We keep being told we’ve learned the lessons of the Great Depression. Have we? McCain and Obama haven’t. On the navigational course we’re offered through the series of perfect storms heading our way, the choice we have is between John McHoover and Herbert Obama.
“While the public monuments of the New Deal are splendid, what made America great, as Hoover recognized, has always been the risk takers”
John McHoover needs to ask why America was the slowest industrialized country to come out of the depression last time. Only in one year before 1940 did unemployment dip below 8 million. National output was cut by more than a half. With similar suicidal rectitude, each European country tried to balance its budget, but Europeans were quicker to adopt the Keynesian solution of financing a deficit when men and machines lie idle. Socialist Sweden, where one in three had been out of work in 1932-3, was back to full employment by 1939. Thanks to massive public investment (in the autobahn, industry—and guns), Germany’s unemployment rate was by 1938 down to 2.1%, Britain’s to 9.3% while America’s soared to 19% in the wake of yet another attempt at budget balancing by FDR in 1936.
By 1938, national incomes in Germany and Britain had exceeded those of 1929. It took until 1941 for that to happen in America when FDR finally went along with the massive deficit financing required to win the war.
Herbert Hoover’s concern to balance the budget led him to call for tax increases when the country was on its knees in 1932.
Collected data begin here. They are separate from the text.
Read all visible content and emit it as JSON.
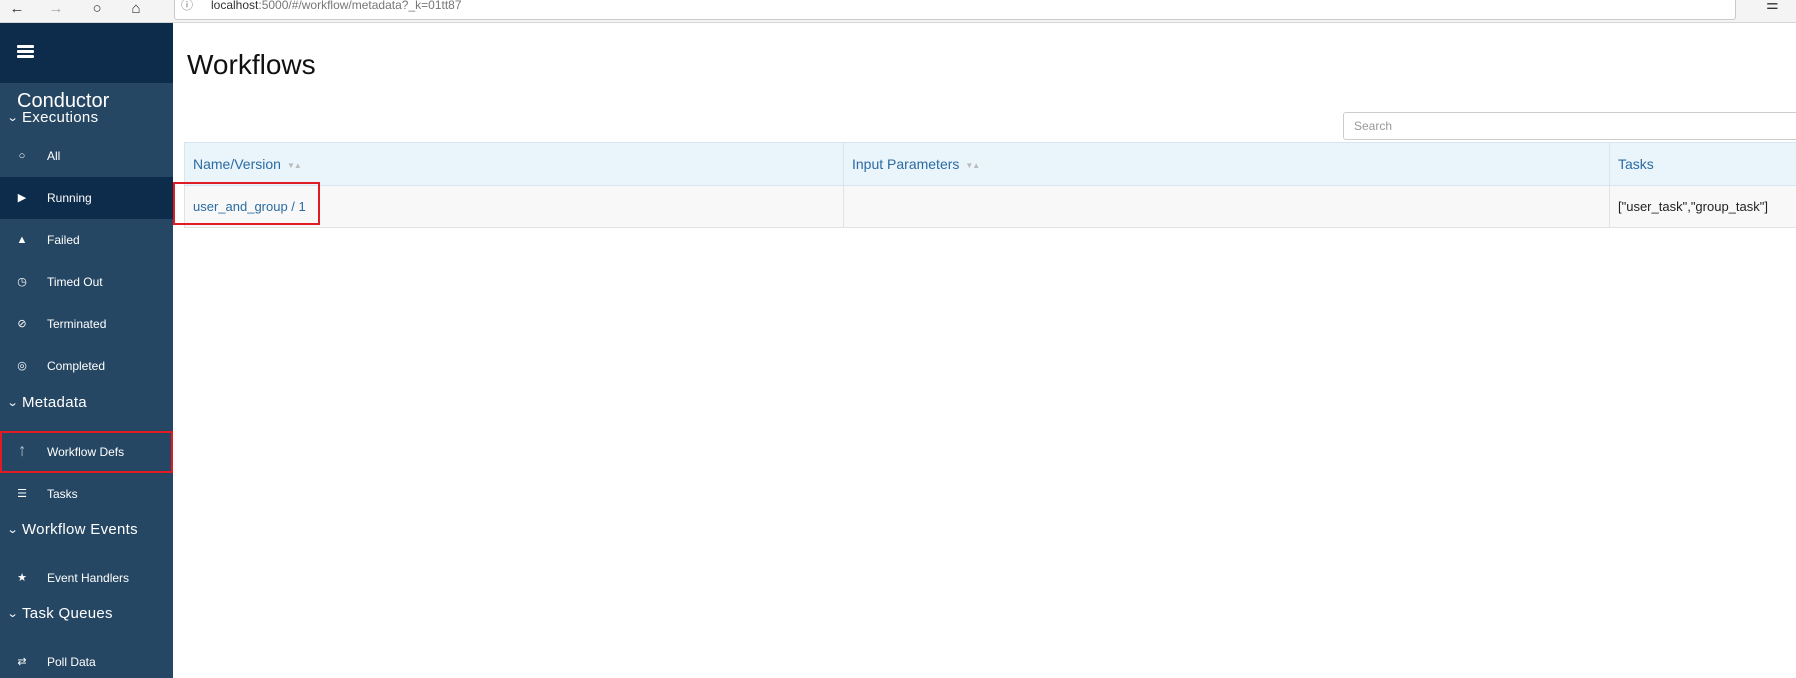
{
  "browser": {
    "url_host": "localhost",
    "url_rest": ":5000/#/workflow/metadata?_k=01tt87"
  },
  "sidebar": {
    "title": "Conductor",
    "sections": [
      {
        "label": "Executions",
        "items": [
          {
            "label": "All",
            "icon": "circle-outline-icon"
          },
          {
            "label": "Running",
            "icon": "play-circle-icon"
          },
          {
            "label": "Failed",
            "icon": "warning-icon"
          },
          {
            "label": "Timed Out",
            "icon": "clock-icon"
          },
          {
            "label": "Terminated",
            "icon": "ban-icon"
          },
          {
            "label": "Completed",
            "icon": "bullseye-icon"
          }
        ]
      },
      {
        "label": "Metadata",
        "items": [
          {
            "label": "Workflow Defs",
            "icon": "code-fork-icon"
          },
          {
            "label": "Tasks",
            "icon": "tasks-icon"
          }
        ]
      },
      {
        "label": "Workflow Events",
        "items": [
          {
            "label": "Event Handlers",
            "icon": "star-icon"
          }
        ]
      },
      {
        "label": "Task Queues",
        "items": [
          {
            "label": "Poll Data",
            "icon": "exchange-icon"
          }
        ]
      }
    ],
    "active_item": "Running",
    "highlighted_item": "Workflow Defs"
  },
  "main": {
    "title": "Workflows",
    "search": {
      "placeholder": "Search",
      "value": ""
    },
    "table": {
      "columns": [
        "Name/Version",
        "Input Parameters",
        "Tasks"
      ],
      "rows": [
        {
          "name_version": "user_and_group / 1",
          "input_parameters": "",
          "tasks": "[\"user_task\",\"group_task\"]"
        }
      ]
    }
  },
  "colors": {
    "sidebar_bg": "#264763",
    "sidebar_header_bg": "#0d2c4b",
    "link": "#2a6ba3",
    "table_header_bg": "#eaf4fb",
    "highlight_border": "#e01b24"
  }
}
Herbert Obama does the same. He promises wide-ranging tax increases in a menacing recession, tax increases that will penalize enterprise.
His “tax cuts” are not like President John Kennedy’s, whose tax cut (the largest in US history) did not exclude the middle and upper brackets, “who can thereby be encouraged to undertake additional efforts and...invest more capital." Obama’s “cuts” are more of a welfare program, transferring money from a minority of tax payers to millions of non taxpayers. Millions of small businesses will face increases in marginal rates.
When you put it all together it is quite a deterrent to risk-taking—individuals who pass a threshold of $164,500 of taxable income will pay more tax; McCain’s top rate is 35%, Obama’s is 41%, plus a 5% increase in capital gains tax that might be fuelling some of the stock market panic, and a big increase in payroll tax on incomes above $250,000. Not the way to get people back to work.
The populist rhetoric about fairness is an echo of the silver-tongued Kingfish Huey Long who scared FDR with his slogan, “Every man a king, but no man wears a crown.” Long started a “Share Our Wealth” movement (where have I heard that before?) promising every American family an upper-middle-class fortune without having to work for it, supposedly to be paid for by taking away every last earned cent over a million a year.
Out of fidelity to the special interests in the unions, Herbert Obama also flirts with protectionism. One of the numerous causes of the Great Depression was the Smoot-Hawley Tariff of 1930 that Hoover signed with a gold pen despite the entreaties of a thousand economists that it would lower world trade and invite retaliation. It did.
Obama is not a budget balancer. His program for rebuilding America’s infrastructure is promising. FDR’s Interior Secretary Harold Ickes feared that a quick program of public works invited waste, inefficiency and corruption, but John Maynard Keynes insisted that FDR should weigh the risks of less speed against those of more haste: “He must get across the crevasses before it is dark.” We must surely do the same.
But inspiration aside, FDR cannot be the model. He rejected the advice not just of that clever Brit, John Maynard Keynes the economist, whom he distrusted, but also the advice of the chairman of the Federal Reserve, the peppery Utah banker, Marriner Eccles, who’d seen first-hand what Hoover’s budget balancing had done. FDR went ahead with disastrous tax increases in 1936-7 and so prolonged the depression with a stock market crash and ten million out of work.
If America was to revive, it had to reawaken the “animal spirits” of businessmen, in Keynes’ phrase. Solely increasing the money supply was no use; it was “like trying to get fat by buying a bigger belt.” But throughout the thirties FDR demonized the business community as they stupidly demonized him, and America came out the loser. David Kennedy, a leading historian of the Great Depression, is right: “It wasn’t so much the regulations that the New Deal imposed that intimidated businessmen in the thirties, it was the fear of what new and unknown provocations Roosevelt might unleash.”
Obama demonizes the business community, too, lumping in the bandits of Wall Street with the manufacturers and innovators who dare to earn more $250,000. (Actually, anyone who dares to cross the threshold of $164,500 will pay more in taxes). In this he is closer to FDR than Hoover. But while the public monuments of the New Deal are splendid, what made America great, as Hoover recognized, has always been the risk takers—the Wright Brothers, Philo T. Farnsworth, Thomas Watson, Jr., Malcolm McLean, Herbert Boyer and Robert Swanson, Raymond Damadian, Edwin Land and, in our time, Fred Smith and Steve Jobs.
Obama has a fine team of advisers, but if they’re telling him truths about the history of the Great Depression, he’s listening with one ear.